10.07.2011

Williamina Fleming

In 1878, in Boston Massachussets, twenty-one year old Williamina Fleming awoke on what was probably one of the hardest days of her life - her husband had left her the night before. In Scotland, where she was born, Fleming had been a teacher, but she had gone with her husband to America, and was only a few months off the boat by the time he left. Now, she was broke and alone, one of a vast sea of immigrants in Boston. On top of everything else, she was pregnant. Heavy in heart (and belly), she went out into the streets to look for work.

It was then that she happened upon the door of Edward Charles Pickering, a professor of astronomy at Harvard, who took her on as a housemaid. She worked hard, raised her child, and lived quietly. It was three years later that Pickering, frustrated at the poor quality work he got from his male research assistants, angrily declared that even his housemaid could do a better job. Little did he know how right he would end up being.

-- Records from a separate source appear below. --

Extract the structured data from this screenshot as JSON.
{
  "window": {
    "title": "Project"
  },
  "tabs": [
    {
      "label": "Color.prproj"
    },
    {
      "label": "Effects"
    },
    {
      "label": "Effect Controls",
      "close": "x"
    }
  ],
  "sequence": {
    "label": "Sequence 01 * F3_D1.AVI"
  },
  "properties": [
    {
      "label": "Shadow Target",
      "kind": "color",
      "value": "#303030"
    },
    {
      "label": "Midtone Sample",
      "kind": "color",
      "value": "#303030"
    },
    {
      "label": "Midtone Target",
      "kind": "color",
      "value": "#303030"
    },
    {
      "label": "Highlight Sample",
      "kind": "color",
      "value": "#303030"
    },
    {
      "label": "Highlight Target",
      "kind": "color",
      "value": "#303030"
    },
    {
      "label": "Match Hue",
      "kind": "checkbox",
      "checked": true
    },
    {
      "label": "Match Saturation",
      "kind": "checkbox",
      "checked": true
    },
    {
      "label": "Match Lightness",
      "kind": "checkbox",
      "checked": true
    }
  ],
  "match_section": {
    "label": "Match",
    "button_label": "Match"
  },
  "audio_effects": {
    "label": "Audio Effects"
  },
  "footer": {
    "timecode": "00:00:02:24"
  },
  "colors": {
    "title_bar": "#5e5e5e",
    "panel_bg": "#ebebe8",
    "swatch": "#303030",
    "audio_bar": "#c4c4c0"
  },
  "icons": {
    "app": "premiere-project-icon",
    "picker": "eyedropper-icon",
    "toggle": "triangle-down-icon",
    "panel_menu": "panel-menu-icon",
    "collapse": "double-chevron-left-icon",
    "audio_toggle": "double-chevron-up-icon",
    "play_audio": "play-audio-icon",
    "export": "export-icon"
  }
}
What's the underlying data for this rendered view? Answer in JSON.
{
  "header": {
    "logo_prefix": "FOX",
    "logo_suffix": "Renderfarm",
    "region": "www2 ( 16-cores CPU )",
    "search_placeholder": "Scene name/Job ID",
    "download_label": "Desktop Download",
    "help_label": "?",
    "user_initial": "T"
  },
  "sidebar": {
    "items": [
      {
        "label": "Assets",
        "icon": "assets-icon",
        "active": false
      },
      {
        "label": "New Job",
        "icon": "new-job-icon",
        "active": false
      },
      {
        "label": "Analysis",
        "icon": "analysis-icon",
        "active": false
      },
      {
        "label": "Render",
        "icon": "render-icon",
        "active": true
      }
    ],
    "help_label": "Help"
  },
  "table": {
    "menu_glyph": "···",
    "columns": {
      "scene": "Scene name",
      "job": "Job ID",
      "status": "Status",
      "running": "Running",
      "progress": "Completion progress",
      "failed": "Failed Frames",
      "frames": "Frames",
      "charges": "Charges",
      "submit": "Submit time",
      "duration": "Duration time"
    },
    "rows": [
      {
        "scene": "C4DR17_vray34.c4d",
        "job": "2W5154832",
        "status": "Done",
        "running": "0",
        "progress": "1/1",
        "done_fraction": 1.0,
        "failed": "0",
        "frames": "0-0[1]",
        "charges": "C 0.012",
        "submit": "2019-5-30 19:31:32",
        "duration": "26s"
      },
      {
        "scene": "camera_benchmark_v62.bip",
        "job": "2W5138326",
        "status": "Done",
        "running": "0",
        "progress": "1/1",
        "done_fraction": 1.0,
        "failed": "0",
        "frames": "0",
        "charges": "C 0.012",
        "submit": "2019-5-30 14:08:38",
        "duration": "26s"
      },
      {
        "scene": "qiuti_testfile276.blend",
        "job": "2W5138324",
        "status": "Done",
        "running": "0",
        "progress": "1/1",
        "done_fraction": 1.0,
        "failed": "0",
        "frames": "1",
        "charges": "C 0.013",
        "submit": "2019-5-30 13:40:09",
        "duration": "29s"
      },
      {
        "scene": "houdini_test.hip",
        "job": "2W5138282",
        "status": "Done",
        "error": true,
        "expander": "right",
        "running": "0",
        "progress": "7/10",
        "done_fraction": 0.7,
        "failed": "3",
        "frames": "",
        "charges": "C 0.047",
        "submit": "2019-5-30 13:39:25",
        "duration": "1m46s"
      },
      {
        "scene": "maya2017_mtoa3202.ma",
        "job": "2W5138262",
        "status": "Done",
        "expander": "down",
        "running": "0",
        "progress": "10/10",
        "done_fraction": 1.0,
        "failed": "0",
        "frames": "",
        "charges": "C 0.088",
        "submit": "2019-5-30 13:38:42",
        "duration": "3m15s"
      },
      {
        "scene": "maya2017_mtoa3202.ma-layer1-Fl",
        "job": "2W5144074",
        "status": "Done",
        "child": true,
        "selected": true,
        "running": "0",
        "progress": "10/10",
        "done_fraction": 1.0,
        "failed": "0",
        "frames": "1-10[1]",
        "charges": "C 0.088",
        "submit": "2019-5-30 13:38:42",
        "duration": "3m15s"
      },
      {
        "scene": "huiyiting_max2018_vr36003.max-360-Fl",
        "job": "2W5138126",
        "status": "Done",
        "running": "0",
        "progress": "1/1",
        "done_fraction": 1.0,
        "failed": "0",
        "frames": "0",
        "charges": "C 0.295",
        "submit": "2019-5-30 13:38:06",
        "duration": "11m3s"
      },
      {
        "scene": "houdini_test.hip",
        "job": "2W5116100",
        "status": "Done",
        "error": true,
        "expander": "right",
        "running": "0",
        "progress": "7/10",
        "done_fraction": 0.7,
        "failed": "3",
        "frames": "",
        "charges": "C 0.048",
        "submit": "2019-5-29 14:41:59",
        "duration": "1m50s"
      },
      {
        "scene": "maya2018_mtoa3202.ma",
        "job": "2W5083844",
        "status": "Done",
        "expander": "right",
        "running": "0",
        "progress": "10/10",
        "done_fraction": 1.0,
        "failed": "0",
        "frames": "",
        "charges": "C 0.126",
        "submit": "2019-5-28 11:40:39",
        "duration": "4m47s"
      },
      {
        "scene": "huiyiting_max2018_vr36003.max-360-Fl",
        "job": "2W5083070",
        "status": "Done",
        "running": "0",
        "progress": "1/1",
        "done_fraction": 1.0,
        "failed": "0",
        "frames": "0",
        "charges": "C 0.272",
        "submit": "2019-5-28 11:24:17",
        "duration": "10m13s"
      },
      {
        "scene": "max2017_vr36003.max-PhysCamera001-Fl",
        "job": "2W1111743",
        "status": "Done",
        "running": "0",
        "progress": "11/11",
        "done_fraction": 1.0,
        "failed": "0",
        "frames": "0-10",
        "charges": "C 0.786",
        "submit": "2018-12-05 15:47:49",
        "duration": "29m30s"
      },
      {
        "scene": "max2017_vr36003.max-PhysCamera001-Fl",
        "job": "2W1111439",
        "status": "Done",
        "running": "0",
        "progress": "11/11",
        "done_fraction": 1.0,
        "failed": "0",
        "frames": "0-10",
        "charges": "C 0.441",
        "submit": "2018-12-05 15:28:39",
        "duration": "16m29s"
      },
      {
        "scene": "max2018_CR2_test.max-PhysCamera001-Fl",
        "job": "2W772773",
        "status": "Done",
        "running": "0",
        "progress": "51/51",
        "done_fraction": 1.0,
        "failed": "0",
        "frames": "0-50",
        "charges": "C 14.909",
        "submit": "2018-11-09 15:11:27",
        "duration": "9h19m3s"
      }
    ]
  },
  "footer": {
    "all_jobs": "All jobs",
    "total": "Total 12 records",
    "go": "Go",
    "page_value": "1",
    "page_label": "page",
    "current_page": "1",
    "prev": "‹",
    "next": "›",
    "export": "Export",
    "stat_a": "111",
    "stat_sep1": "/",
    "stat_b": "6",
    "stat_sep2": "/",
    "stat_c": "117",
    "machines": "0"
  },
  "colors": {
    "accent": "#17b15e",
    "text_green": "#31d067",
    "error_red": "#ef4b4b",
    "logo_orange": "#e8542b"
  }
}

Pickering hired Fleming on to his academic work shortly thereafter, basically to do clerical labor. Soon, however, Fleming showed that she had a startling eye for detail, and an excellent head for complex scientific topics. Within a few years she was contributing significantly to astronomical research, including devising a system for classifying stars based on the amount of hydrogen they burned, using a prism to separate the light they emitted to a telescope. Her work continued for many years, and she is the discoverer of many stars and astronomical bodies, including, in 1888, the Horsehead Nebula.

By 1899, powerfully affected by Fleming's work, Pickering expanded upon his success, and ended up hiring dozens of women in the astronomy department of Harvard. Promoted now to the position of Curator of Astronomical Photographs, Fleming supervised their work.

Known as 'Pickering's Harem' or the 'Harvard Computers', the group eventually produced the first catalog of stars organized by brightness, a system still used (with some modifications, many of which where made by other members of the Harvard Computers) today. They were exceptionally poorly paid, earning little more than a factory worker, but nonetheless produced many of the greatest of the early female astronomers of the United States.

(This post was written in honor of Ada Byron Lovelace Day, 2012)

2 comments:

Ramona Quimby said...

This is fascinating!

Keshalyi said...

Ms Sara - Thanks! She was an amazing woman - my wife pointed out it almost sounds like theater, if she would marry the professor at the end. I'm glad she didn't. I like her sailing on through the end of her life, her own ship, her own hand on the tiller.